De leden van de fractie van het CDA vragen een reactie van het kabinet op de conclusie van onderzoeksbureau Kalavasta dat de lastenverzwaringen van het afschaffen van de vrijstellingen in de kolen- en de energiebelasting niet of nauwelijks kunnen worden doorberekend en daarmee ijzer- en staalproductie in Nederland meer verliesgevend maken.
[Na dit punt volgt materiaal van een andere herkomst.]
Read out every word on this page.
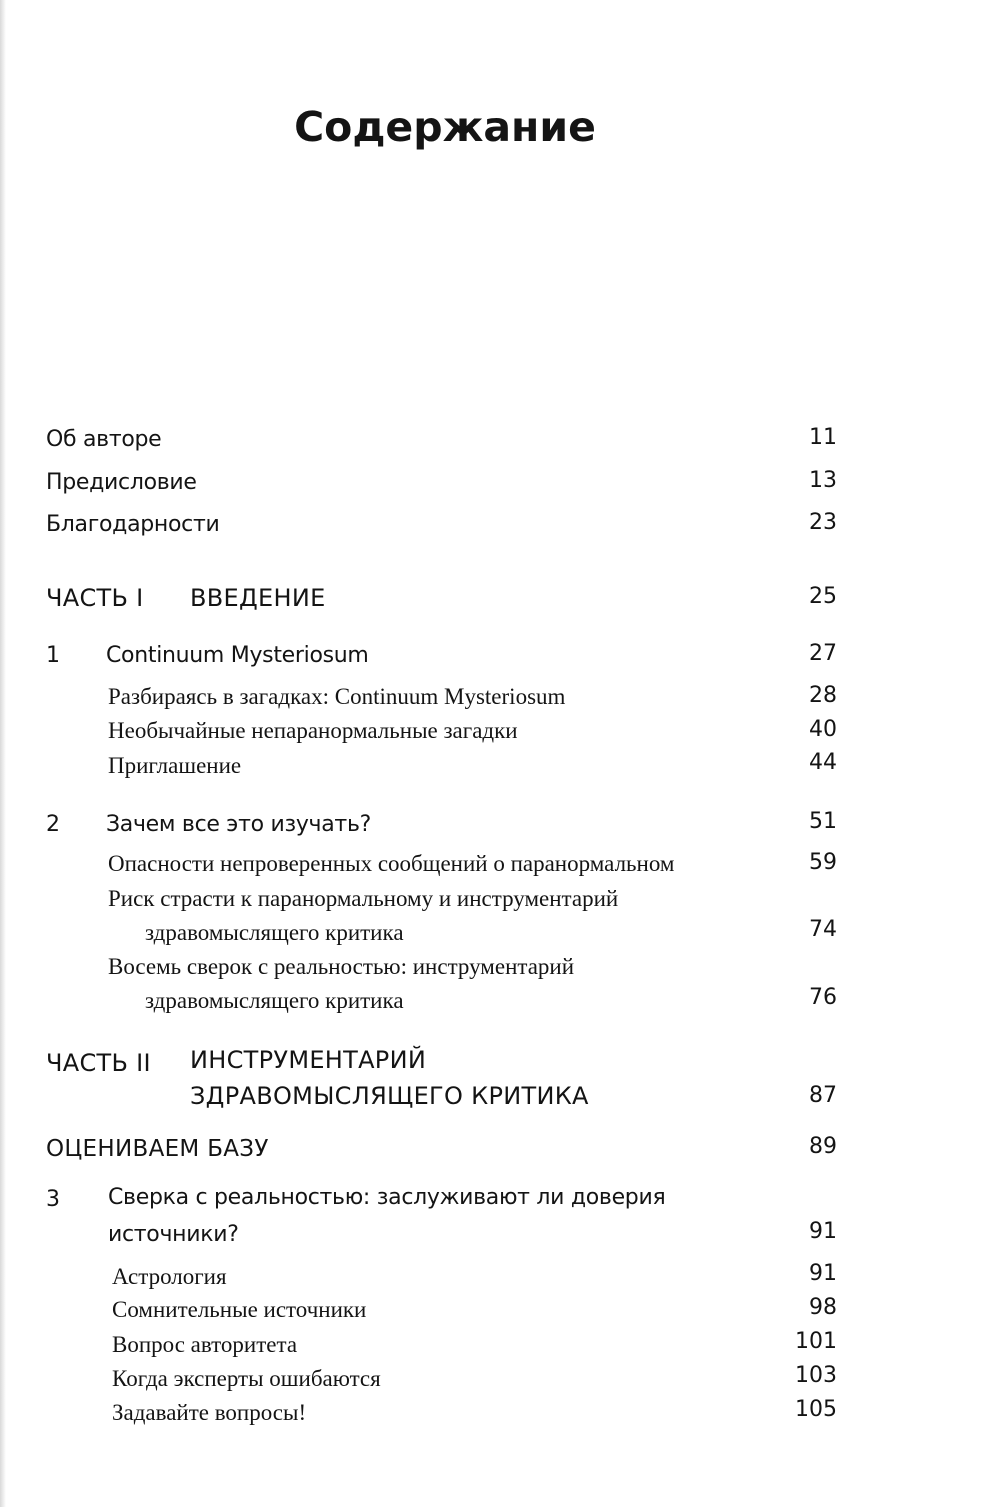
Содержание
Об авторе	11
Предисловие	13
Благодарности	23
ЧАСТЬ I ВВЕДЕНИЕ	25
1 Continuum Mysteriosum	27
Разбираясь в загадках: Continuum Mysteriosum	28
Необычайные непаранормальные загадки	40
Приглашение	44
2 Зачем все это изучать?	51
Опасности непроверенных сообщений о паранормальном	59
Риск страсти к паранормальному и инструментарий
здравомыслящего критика	74
Восемь сверок с реальностью: инструментарий
здравомыслящего критика	76
ЧАСТЬ II ИНСТРУМЕНТАРИЙ
ЗДРАВОМЫСЛЯЩЕГО КРИТИКА	87
ОЦЕНИВАЕМ БАЗУ	89
3 Сверка с реальностью: заслуживают ли доверия
источники?	91
Астрология	91
Сомнительные источники	98
Вопрос авторитета	101
Когда эксперты ошибаются	103
Задавайте вопросы!	105
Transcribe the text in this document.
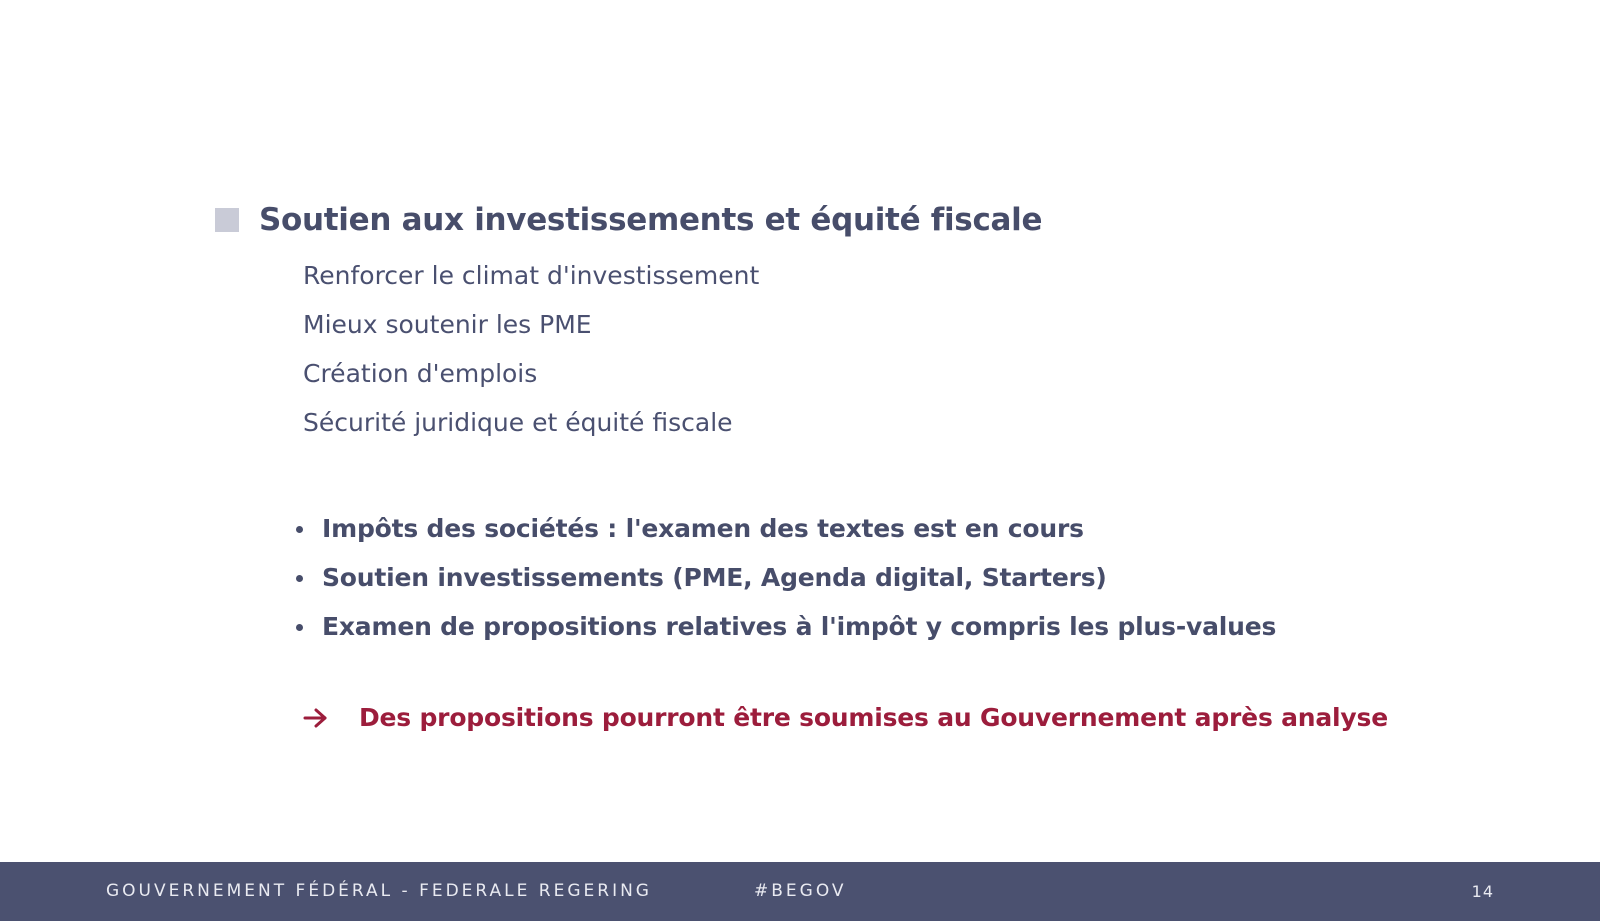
Soutien aux investissements et équité fiscale
Renforcer le climat d'investissement
Mieux soutenir les PME
Création d'emplois
Sécurité juridique et équité fiscale
Impôts des sociétés : l'examen des textes est en cours
Soutien investissements (PME, Agenda digital, Starters)
Examen de propositions relatives à l'impôt y compris les plus-values
Des propositions pourront être soumises au Gouvernement après analyse
GOUVERNEMENT FÉDÉRAL - FEDERALE REGERING	#BEGOV	14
De meeste andere Europese landen belasten het gebruik van kolen niet, waardoor het voor Tata Steel niet of slechts zeer beperkt mogelijk is om de extra lasten ten gevolge van deze kolenmaatregel door te belasten in de prijs van staal. Alleen wanneer in Europees verband de vrijstelling op kolenbelasting zou worden afgeschaft, is het voor staalproducenten mogelijk op de Europese markt de kosten van deze lastenverhoging op termijn in de prijs door te berekenen. De fiscale maatregelen hebben echter als voornaamste doel om een extra prijsprikkel te geven om het productieproces te verduurzamen en om van het kolengebruik af te stappen. Bij verduurzaming van het productieproces kan de lastenstijging van de fiscale maatregelen (deels) worden gemitigeerd. Duurzaam geproduceerd staal heeft momenteel een meerprijs. Het is aannemelijk dat in de toekomst in ieder geval voor een deel van de productie sprake zal zijn van een «green premium». Autofabrikanten stellen bijvoorbeeld ook steeds meer eisen aan de CO2-voetafdruk van hun grondstoffen. Tot slot neemt het aantal gratis ETS-rechten voor de productie van staal de komende jaren sterk af. Hierdoor wordt de transitie naar duurzame staalproductie EU-breed gestimuleerd.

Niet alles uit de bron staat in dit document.